正体不明の、僕の友達。自分は人間ではないと、そんな言葉を言い遺して死んだ、僕の唯一の友達。
彼女ならばなにか知っているのではないか。
そして、僕は彼女のことを知らなければならないのではないか。
ということで電話だ。
さっき日付を確認するために引っ張り出して、そしてまたポケットに突っ込んだスマートフォンを、再度引っ張り出して、アドレス帳から百目鬼小夜の名前を選んで、電話をかけた。
『私だよ』
ワンコールで出た。
間違いなく、間違いようもなく、百目鬼その人が。
僕はそのことに、感動しない。
「非常識な電話の取り方だな」
『相手が空木くんだってわかってるからね。やあ……というか、まあ、やあ。さっきぶりだね。どうかしたの?』
さっきぶり……?
ああ、そうか。このタイミングの僕は、さっきまで百目鬼と電話していたばかりなのか。
「どうかしたのかと言われたら、まあ、凄絶に色々あったんだけど……」
『凄絶に? この短時間で?』
さて、どう説明しようかと色々思索を巡らせてみる。
巡らせている間にも、時間というものは無情に流れて行ってしまうものなので、間を持たせるために口を動かす。
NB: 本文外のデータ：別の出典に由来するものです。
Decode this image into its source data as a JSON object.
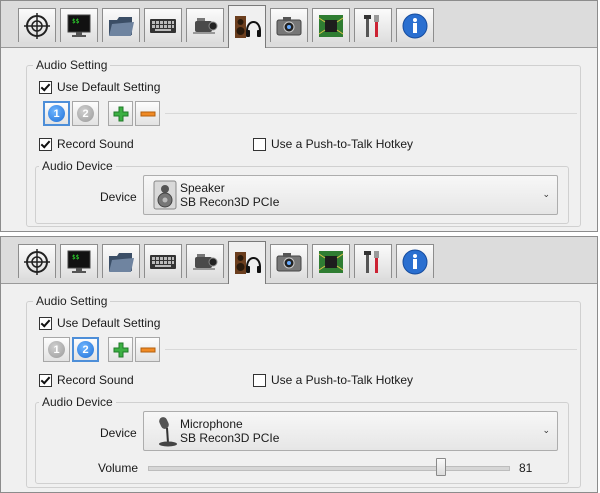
{
  "tabs": [
    {
      "name": "crosshair-icon"
    },
    {
      "name": "monitor-icon"
    },
    {
      "name": "folder-icon"
    },
    {
      "name": "keyboard-icon"
    },
    {
      "name": "camcorder-icon"
    },
    {
      "name": "speaker-headphones-icon"
    },
    {
      "name": "camera-icon"
    },
    {
      "name": "chip-board-icon"
    },
    {
      "name": "tools-icon"
    },
    {
      "name": "info-icon"
    }
  ],
  "active_tab_index": 5,
  "panels": [
    {
      "group_title": "Audio Setting",
      "use_default_label": "Use Default Setting",
      "use_default_checked": true,
      "device_buttons": [
        {
          "label": "1",
          "selected": true
        },
        {
          "label": "2",
          "selected": false
        }
      ],
      "record_sound_label": "Record Sound",
      "record_sound_checked": true,
      "push_to_talk_label": "Use a Push-to-Talk Hotkey",
      "push_to_talk_checked": false,
      "device_group_title": "Audio Device",
      "device_label": "Device",
      "device_name": "Speaker",
      "device_model": "SB Recon3D PCIe",
      "device_icon": "speaker-icon"
    },
    {
      "group_title": "Audio Setting",
      "use_default_label": "Use Default Setting",
      "use_default_checked": true,
      "device_buttons": [
        {
          "label": "1",
          "selected": false
        },
        {
          "label": "2",
          "selected": true
        }
      ],
      "record_sound_label": "Record Sound",
      "record_sound_checked": true,
      "push_to_talk_label": "Use a Push-to-Talk Hotkey",
      "push_to_talk_checked": false,
      "device_group_title": "Audio Device",
      "device_label": "Device",
      "device_name": "Microphone",
      "device_model": "SB Recon3D PCIe",
      "device_icon": "microphone-icon",
      "volume_label": "Volume",
      "volume_value": "81",
      "volume_fraction": 0.81
    }
  ]
}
「また電話したのは、まあ、ちょっと……あれだよ。不意にお前の声が聞きたくなってな」
それは嘘ではないし、なんなら本心そのものですらあった。
百目鬼がちゃんと生きているかどうか――そのことを確認するための電話でもあったのだ。
『なにそれ。私のこと好きなの?』
「お前のことは大好きだよ」
たったひとりの友達だから――言い換えて、たったひとりでいいと思わせてくれるほどの人だから。
得難きは時、逢い難きは友なるべし。
「大好きといえば――百目鬼、お前って魚は好きか?」
『お魚? まあ、普通に好きだよ』
「本当か? 僕とどっちが好きだ?」
『いや別に……私、空木くんのこと好きとは言ってないんだけど』
「馬鹿な……僕は『大好き』とまで言ったのに、百目鬼は僕のこと好きじゃないのか? 返報性の原理はどこにいった」
『「馬鹿な」はこっちのセリフだよ』
「ちなみに僕は、さっきお前が言った『普通に好きだよ』というセリフを録音して、毎夜に聞いて寝落ちもちもちしようと思ってるくらい、お前のことを想ってるぞ」
『シンプルに気持ち悪い』
電話というツールを使ったサウンドオンリーの会話だと、友達から言われる『気持ち悪い』も受けるダメージが桁違いだった。
胸がキリリと痛む。
癖になりそうだぜ。
と。
まあ、冗談はこのあたりにして――冗談で済まされるレベルだったかどうかは、議論の縺れそうなところではあるけれど――とにかく、とにもかくにも、僕は本題を緩やかに切り出した。
「ところで、百目鬼、人魚伝説って知ってるか?」
『うん? それは……食べると不死身になる方? それとも、船を沈める方?』
「じゃなくて、この町でいま流行ってる方」
それは本来、このタイミングの僕が知っているはずもない情報なのだが、しかし、僕が知っているはずがないということを百目鬼は知らないし、この程度で致命的な矛盾は起きないだろう。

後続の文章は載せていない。